Bending of laser beam wavefront

Question

It is intuitive to me (correct me if I am wrong), that the direction of the wave vector in (real, not modeled) laser beam is not aligned with the direction of propagation everywhere in space. It means, that spherical-wave-like behavior gets integrated into plane-wave-picture, and the error, associated with plane-wave picture $\vec{k} || \vec{r}$, is the most noticeable in tightly-focused beams.

Now, my question is:

Is there a mathematical description of how the wave vector in such beams depends on the position in the beam spot? Can I extract it somehow from, maybe, Fourier analysis?

Additional note: the direction of $\vec{k}$ is related to the polarization basis, I think.

Answer 1

A physical laser beam such as the Gaussian beam discussed by Chronicler can be expressed as a superposition of plane waves. This is best expressed in terms of Fourier Optics as $$ f({\bf x}) = \int F({\bf k}) \exp(-i{\bf x}\cdot{\bf k}) d^2k , $$ where $f({\bf x})$ is the profile of the laser beam and $F({\bf k})$ is called the angular spectrum. The exponential function represents the expression for a plane wave. Each plane wave has a propagation vector ${\bf k}$ associated with it. The laser beam as a whole has a specific propagation direction. So therefore the propagation direction of the whole laser beam is not the same is the propagation vectors of the individual plane waves. It also shows that there does not exist a direct relationship between the point in the Gaussian beam and the propagation vectors of the plane waves. It takes the whole spectrum of plane waves to compose the field of the laser beam at every point in space.

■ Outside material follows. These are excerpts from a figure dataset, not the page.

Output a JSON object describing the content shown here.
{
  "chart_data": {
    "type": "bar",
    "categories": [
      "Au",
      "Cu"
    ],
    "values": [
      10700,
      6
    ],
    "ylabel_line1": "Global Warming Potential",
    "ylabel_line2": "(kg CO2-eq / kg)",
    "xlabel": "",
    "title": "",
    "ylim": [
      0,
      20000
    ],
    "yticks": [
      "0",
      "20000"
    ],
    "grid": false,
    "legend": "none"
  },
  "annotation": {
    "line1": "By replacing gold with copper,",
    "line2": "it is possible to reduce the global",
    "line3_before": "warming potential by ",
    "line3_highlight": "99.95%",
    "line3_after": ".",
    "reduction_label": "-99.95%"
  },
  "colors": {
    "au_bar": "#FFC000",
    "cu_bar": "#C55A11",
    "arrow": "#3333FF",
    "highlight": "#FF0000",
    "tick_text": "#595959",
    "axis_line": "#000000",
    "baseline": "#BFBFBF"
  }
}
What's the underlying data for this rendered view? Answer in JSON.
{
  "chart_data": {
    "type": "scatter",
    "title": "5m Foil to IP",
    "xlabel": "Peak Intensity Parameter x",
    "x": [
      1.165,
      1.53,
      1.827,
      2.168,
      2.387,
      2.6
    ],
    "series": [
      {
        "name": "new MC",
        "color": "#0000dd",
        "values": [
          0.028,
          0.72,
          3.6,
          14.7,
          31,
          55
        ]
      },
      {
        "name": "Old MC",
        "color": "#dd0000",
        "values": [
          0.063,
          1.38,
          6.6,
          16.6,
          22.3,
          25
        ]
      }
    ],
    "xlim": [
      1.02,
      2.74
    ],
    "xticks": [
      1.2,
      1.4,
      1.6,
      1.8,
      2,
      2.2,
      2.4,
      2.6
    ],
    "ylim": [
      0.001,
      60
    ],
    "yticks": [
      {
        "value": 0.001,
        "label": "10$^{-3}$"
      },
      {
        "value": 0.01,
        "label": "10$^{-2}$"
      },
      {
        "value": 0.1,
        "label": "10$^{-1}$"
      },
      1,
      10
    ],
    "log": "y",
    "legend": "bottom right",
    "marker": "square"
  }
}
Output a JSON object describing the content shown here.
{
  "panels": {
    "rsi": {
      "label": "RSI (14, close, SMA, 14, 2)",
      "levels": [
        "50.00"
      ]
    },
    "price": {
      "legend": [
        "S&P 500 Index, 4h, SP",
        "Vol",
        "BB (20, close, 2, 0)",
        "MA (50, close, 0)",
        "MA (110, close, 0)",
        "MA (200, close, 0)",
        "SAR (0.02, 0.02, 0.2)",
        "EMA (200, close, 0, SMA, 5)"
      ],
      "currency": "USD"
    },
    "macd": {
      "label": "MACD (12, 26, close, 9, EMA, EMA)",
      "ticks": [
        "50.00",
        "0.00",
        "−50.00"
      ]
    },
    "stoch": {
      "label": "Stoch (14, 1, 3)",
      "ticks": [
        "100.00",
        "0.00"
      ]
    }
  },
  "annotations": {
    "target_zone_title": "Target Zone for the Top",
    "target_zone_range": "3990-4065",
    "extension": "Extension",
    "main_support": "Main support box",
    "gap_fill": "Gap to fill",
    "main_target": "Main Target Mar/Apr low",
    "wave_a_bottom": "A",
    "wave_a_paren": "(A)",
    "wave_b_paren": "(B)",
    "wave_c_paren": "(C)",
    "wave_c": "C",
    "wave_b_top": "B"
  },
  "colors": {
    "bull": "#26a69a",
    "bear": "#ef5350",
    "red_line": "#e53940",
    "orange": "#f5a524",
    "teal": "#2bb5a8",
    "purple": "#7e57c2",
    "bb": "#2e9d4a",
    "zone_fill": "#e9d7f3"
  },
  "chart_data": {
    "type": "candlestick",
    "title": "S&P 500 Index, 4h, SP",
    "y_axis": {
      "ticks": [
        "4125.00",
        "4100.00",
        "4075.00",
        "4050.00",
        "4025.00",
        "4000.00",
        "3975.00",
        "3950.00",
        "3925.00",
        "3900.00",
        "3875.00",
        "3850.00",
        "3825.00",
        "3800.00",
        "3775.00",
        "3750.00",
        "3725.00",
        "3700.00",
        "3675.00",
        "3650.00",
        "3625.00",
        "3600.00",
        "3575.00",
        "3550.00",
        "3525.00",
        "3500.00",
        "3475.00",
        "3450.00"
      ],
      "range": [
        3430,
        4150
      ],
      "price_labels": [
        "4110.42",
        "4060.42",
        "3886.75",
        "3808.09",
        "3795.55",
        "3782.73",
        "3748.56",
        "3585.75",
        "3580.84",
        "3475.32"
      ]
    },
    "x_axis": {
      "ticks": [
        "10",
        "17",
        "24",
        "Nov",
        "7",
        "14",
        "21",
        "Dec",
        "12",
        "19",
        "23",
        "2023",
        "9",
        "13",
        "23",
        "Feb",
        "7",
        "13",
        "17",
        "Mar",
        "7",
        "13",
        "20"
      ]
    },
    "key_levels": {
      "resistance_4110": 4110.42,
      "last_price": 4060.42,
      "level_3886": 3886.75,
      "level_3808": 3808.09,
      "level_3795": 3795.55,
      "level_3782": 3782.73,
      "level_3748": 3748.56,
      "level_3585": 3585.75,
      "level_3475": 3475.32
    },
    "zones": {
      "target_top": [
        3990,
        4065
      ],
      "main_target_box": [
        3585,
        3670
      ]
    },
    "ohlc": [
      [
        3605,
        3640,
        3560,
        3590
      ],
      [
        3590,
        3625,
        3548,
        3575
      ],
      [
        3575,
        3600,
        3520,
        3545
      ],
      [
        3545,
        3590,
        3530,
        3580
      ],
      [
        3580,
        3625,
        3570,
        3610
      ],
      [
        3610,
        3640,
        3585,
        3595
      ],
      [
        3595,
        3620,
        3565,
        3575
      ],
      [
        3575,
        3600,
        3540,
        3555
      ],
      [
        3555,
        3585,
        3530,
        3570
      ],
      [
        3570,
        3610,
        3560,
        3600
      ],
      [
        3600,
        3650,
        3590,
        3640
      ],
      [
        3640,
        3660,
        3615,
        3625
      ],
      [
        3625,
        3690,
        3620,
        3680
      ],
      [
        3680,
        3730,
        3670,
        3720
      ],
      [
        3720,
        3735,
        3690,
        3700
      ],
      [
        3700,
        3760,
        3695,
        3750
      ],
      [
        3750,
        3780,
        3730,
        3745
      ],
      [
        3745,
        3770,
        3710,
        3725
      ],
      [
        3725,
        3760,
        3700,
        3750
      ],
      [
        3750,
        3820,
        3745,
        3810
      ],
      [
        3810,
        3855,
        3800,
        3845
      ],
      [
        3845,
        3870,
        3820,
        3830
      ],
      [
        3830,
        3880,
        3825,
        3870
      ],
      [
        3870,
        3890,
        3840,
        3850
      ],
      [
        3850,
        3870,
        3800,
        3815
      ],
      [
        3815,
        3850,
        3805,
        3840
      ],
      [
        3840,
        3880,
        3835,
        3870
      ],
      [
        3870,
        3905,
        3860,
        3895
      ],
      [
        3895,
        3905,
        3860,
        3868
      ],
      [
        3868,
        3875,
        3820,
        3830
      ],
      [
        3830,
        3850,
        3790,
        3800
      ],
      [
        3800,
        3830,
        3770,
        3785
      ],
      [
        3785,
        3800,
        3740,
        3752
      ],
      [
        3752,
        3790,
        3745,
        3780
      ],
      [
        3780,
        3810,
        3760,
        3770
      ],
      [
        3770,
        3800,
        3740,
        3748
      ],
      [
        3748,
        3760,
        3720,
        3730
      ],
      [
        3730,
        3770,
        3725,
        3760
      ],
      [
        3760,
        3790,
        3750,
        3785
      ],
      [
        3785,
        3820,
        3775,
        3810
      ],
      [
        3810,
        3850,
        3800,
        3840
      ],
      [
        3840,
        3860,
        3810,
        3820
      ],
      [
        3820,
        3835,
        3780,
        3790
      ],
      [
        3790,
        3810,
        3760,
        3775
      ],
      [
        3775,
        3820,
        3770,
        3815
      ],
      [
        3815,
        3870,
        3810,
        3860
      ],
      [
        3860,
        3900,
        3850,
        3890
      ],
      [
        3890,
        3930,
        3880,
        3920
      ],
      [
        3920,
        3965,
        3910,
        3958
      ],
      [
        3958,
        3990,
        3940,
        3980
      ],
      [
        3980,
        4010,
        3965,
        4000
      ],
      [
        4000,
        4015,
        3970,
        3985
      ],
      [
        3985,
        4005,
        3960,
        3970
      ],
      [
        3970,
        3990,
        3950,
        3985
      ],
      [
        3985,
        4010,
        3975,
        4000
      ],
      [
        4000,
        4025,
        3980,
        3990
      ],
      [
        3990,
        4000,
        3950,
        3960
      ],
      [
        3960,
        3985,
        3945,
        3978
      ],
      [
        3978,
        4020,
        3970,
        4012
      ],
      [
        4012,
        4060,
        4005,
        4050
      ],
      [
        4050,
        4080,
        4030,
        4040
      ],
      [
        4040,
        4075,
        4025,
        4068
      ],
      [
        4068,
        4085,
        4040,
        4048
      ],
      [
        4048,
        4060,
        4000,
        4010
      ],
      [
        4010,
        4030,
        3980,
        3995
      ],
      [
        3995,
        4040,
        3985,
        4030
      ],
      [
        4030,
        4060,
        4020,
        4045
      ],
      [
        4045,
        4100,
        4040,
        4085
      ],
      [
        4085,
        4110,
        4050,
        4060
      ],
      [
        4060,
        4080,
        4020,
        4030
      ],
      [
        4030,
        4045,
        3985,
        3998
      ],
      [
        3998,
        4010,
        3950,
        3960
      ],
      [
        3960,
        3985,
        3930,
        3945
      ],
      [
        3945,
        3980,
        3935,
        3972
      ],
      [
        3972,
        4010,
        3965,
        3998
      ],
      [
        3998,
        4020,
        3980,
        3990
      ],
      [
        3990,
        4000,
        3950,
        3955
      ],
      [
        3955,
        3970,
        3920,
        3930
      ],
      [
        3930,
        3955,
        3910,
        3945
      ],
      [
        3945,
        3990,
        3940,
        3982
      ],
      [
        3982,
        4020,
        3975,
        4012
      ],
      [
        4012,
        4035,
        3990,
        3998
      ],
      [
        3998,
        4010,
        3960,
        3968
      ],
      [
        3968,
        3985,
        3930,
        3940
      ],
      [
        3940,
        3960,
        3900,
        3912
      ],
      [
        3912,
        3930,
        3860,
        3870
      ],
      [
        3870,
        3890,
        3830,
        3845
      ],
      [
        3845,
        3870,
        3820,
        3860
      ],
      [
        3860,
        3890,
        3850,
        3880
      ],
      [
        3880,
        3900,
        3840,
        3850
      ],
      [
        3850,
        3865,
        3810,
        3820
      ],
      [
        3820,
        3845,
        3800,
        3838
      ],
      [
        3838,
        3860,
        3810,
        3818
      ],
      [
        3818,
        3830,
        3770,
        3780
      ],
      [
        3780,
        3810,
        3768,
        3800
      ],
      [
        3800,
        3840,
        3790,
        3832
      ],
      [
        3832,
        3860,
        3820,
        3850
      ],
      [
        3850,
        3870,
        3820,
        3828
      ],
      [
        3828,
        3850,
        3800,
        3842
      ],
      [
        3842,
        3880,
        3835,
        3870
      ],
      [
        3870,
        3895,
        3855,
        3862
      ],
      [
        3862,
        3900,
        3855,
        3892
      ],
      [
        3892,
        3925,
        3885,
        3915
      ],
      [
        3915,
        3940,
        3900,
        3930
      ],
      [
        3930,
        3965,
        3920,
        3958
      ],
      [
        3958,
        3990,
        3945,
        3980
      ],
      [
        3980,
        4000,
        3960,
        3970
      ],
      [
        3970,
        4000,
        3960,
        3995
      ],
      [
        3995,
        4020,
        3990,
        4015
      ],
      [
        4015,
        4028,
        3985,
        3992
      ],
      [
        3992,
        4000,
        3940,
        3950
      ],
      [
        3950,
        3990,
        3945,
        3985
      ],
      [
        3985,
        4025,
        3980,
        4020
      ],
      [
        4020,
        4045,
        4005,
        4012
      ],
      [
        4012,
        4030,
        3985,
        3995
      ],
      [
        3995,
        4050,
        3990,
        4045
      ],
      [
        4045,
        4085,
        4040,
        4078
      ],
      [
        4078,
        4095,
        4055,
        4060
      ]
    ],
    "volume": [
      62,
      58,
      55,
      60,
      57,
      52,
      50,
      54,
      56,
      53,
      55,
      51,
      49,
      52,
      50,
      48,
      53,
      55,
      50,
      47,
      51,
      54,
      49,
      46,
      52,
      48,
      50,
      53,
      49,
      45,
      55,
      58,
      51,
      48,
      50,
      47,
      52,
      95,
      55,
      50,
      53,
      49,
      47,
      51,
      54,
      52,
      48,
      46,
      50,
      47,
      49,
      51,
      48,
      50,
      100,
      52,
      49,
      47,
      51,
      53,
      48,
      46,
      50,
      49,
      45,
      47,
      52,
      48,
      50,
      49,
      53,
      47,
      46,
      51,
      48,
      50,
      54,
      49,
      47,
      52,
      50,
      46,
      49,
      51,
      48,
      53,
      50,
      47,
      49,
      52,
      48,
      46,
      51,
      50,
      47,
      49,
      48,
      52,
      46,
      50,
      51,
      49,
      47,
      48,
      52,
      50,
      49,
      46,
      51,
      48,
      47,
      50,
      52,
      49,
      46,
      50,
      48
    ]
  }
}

One can compute the gradient of the phase at a point in the beam and associate a propagation direction to that point based on that, but this propagation direction does not have a direct relationship to the plane waves that compose the beam.

The Gaussian beam is a solution of the paraxial wave equation, which follows from the Helmholtz equation under the paraxial approximation. It is not a solution of the Helmholtz equation. So when you have a tightly focussed beam, then the paraxial approximation does not apply.

The relationship between the propagation vector and the state of polarization of a plane wave is simply stated by saying that the polarization vector is perpendicular to the propagation vector. Under the paraxial approximation, one often assumes that the polarization vector is perpendicular to the direction of propagation of the whole beam. However, when the paraxial approximation does not apply, the state of polarization can be more complicated.

Answer 2

A laser beam can be described by a Gaussian Beam. I studied it from here: https://www.colorado.edu/physics/phys4510/phys4510_fa05/Chapter5.pdf

Its derivation is a bit brutal, but it includes the main results: between them there are the section of the beam (perpendicular to the propagation direction), the beam profile and the wavefront, which (if I understood) is what you are looking for, since the wave vector is always perpendicular to the wavefront. A gaussian beam looks like this:

( I took this image from google images, it shows the profile of a gaussian beam propagating along $z$, that exhibits cylindrincal symmetry around that axis. The vertical axis is the radius of the beam, in particular the radius within which $\sim 90$% (usually) of the total power is contained)

You can see that the beam widens as $z$ grows. After a certain distance, called Rayleigh length, it starts to enlarge like a cone (the profile of the beam is described by an hyperbole). The position of the point $z_0$ where the width of the beam ($w_0$) is minimum is called waist: $w_0$ determines how fast the width of the beam will grow with $z$ (smaller $w_0$ means faster growth). The section of the beam is a gaussian, so most of the power is concentrated in the centre, while it decreases fast as the radius increases.

Finally, you can see that the wavefront is plane in $z_0$, but becomes spherical as the beam propagates along $z$: a funtion $R(z)$ describes the curvature of the wavefront.